Popular questions about outstanding shares
What shares are outstanding?
Shares outstanding are shares owned by a company's shareholders on the open market. Along with individual shareholders, this includes restricted stock held by company officers and institutional investors. They are listed as fixed capital on the company's balance sheet.
What is the difference between outstanding shares and free float?
While outstanding shares are shares of a company that include restricted shares and institutional shares, floating shares or free float are specifically shares available for trading. Current stock is calculated by subtracting shares outstanding minus restricted stock. Restricted shares are shares held by company insiders, employees and key shareholders that are subject to temporary restrictions and therefore cannot be sold.
How does a stock split affect shares outstanding?
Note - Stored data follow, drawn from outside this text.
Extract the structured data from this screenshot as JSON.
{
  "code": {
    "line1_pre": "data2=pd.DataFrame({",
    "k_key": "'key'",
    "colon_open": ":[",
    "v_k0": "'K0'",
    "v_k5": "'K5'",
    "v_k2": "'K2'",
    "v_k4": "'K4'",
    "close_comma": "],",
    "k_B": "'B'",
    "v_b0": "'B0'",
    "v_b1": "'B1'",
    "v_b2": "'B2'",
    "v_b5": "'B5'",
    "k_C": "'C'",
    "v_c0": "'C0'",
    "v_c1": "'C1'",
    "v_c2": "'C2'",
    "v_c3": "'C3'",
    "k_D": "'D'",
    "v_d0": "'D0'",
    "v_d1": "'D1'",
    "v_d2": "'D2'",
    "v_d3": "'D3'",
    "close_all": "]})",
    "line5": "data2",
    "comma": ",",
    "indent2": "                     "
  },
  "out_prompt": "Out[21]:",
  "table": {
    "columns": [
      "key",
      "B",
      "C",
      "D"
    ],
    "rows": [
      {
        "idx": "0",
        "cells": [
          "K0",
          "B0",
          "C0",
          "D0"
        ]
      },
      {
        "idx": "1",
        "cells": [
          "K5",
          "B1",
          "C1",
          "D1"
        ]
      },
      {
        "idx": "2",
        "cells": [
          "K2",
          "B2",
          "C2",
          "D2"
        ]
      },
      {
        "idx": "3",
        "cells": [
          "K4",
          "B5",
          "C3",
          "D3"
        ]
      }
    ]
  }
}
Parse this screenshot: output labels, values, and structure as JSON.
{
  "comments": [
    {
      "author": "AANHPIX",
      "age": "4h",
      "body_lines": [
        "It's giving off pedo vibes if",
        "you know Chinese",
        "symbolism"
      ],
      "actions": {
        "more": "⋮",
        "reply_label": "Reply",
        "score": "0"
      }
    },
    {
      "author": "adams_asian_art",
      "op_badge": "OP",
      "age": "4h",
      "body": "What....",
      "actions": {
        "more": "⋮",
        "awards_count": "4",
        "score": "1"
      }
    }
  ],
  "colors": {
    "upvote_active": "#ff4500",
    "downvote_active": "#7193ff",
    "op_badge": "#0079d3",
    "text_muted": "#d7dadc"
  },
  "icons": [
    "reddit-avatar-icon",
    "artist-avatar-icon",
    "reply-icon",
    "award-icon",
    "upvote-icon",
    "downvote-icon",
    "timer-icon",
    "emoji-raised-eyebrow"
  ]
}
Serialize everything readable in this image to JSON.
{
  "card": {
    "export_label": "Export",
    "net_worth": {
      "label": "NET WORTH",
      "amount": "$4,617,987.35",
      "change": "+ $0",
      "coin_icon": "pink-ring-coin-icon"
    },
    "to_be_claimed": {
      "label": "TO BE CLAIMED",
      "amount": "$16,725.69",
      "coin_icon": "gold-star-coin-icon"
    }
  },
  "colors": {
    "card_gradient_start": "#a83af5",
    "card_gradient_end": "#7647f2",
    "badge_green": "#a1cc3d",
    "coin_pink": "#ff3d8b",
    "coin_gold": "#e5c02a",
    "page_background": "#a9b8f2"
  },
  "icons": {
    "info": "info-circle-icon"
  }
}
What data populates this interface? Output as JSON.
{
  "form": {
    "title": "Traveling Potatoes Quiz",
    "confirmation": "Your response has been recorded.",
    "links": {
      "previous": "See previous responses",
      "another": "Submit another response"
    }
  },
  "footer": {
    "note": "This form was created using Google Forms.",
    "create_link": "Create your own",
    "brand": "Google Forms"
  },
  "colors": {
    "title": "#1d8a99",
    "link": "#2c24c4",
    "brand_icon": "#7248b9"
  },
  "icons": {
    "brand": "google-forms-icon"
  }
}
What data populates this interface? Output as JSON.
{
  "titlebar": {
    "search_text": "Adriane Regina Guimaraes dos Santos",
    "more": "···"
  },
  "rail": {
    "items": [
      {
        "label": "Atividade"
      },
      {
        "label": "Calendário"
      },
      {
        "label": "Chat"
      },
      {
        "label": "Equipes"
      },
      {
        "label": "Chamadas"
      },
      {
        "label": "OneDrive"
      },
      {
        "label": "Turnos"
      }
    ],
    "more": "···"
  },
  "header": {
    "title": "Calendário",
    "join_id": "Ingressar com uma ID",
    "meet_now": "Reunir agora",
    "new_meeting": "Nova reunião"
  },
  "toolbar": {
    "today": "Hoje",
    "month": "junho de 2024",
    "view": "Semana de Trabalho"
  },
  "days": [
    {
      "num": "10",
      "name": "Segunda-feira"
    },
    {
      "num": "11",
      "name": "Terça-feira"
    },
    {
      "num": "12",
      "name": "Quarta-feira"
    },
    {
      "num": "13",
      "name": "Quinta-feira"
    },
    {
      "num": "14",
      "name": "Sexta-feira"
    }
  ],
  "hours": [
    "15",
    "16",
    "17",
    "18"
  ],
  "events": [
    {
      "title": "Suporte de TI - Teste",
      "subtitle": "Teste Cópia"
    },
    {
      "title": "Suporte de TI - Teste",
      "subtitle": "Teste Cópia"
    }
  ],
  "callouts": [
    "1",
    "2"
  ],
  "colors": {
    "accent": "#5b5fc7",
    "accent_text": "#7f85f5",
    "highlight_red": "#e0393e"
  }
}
Typically, a stock split occurs when a company seeks to lower the price of its shares. When this happens, the company's number of outstanding shares increases and, as a result, the level of liquidity increases. In contrast, a reverse stock split occurs when a company seeks to increase the price of its shares. Often a company will do this to meet listing requirements, which often require a minimum share price.
How is the cost of PA assessed?
Valuation work is usually carried out based on stock exchange quotes and company capitalization. If the block of shares is large, then bilateral transactions are carried out with the involvement of experts.
Independent experts charge a considerable amount for their work, but at the same time guarantee independence and impartiality. Basic methods of work of appraisers:
- Expensive . The expert analyzes all the costs that were spent on the construction of the company's assets.
- Comparative . The appraiser looks for a similar company in size, volume of products or services and calculates its value; perhaps this information is available in open sources.
- Production . The expert calculates the generation of cash income and profit of the company, and based on this makes a conclusion about the value of the company.
For all three methods, there are mathematical formulas and calculation methods.